David Schrader (Teradata)
Since retiring in 2014 as a Director of Database Advanced development and then as a director of Marketing at Teradata, a high-tech database company, "Dr Dave" has remained active on the Board of Directors for the Teradata University Network. In that role he creates materials for faculty and students to learn business analytics, data science, stats, and computer science. After he retired, he gave many Big Data talks, but in 2015 he added sports analytics to his repertoire. Those talks have become VERY popular. In the past 3 years, he has given 104 talks to students, faculty, and university staff members on sports and business analytics at 54 schools to more than 3600 people. In May 2018, he was the keynote speaker for the NCAA's first Data Summit, presenting to athletic directors. Since early 2017, he has focused on helping schools do "Moneyball on Campus" sports projects, connecting athletic departments with students and faculty who can do sports analytics projects on their own campus.
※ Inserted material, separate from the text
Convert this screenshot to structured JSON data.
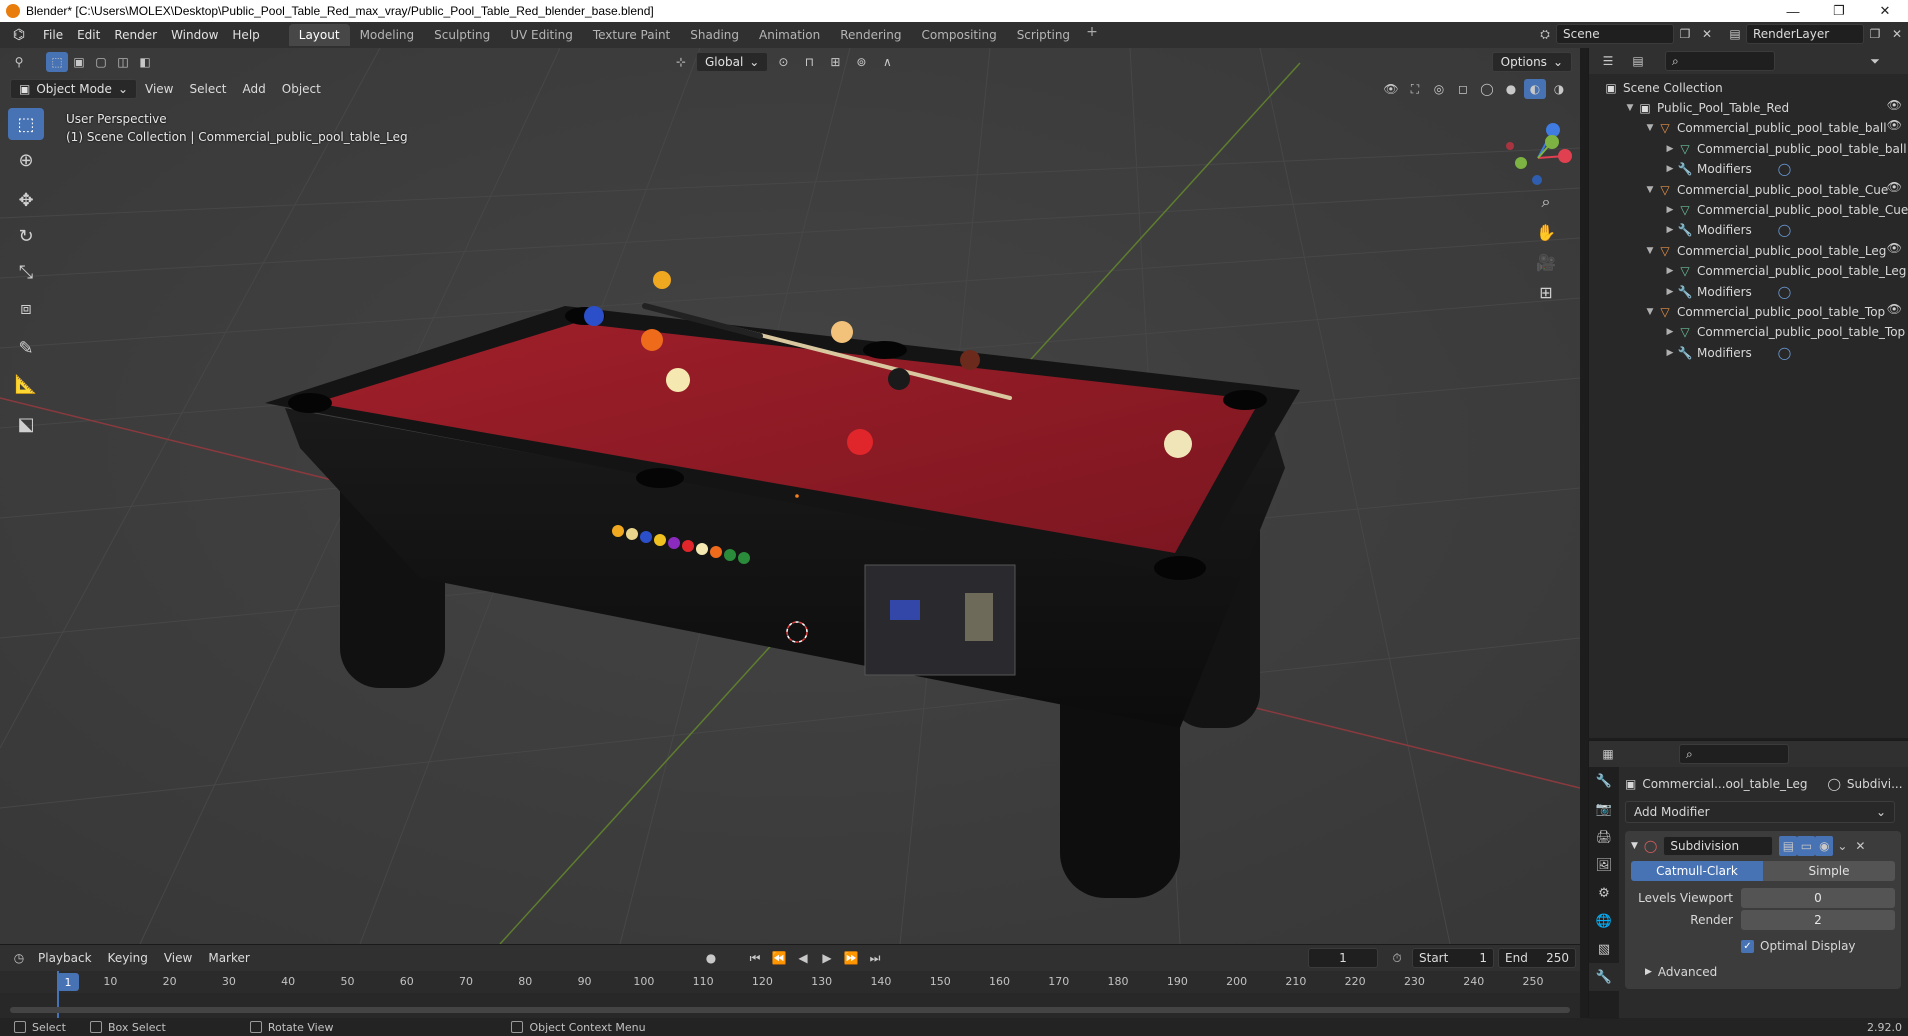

Sample projects include building predictive models for fan attendance at the 12 schools in the Mountain West Conference, a project done with 6 Notre Dame students and 24 Air Force Academy cadets. Another project involved redoing how the NCAA assigns 105 schools to 6 regions on their way to the Division 3 National Wrestling Championships. This project was done with 5 schools: Bentley, Wright State, the University of Cincinnati, Purdue and Notre Dame. Right now he's focused on recruiting pipeline optimization, an area that would save significant time and money at most schools. He holds a Ph.D. in Computer Science from Purdue, and worked at 3 different high-tech database companies.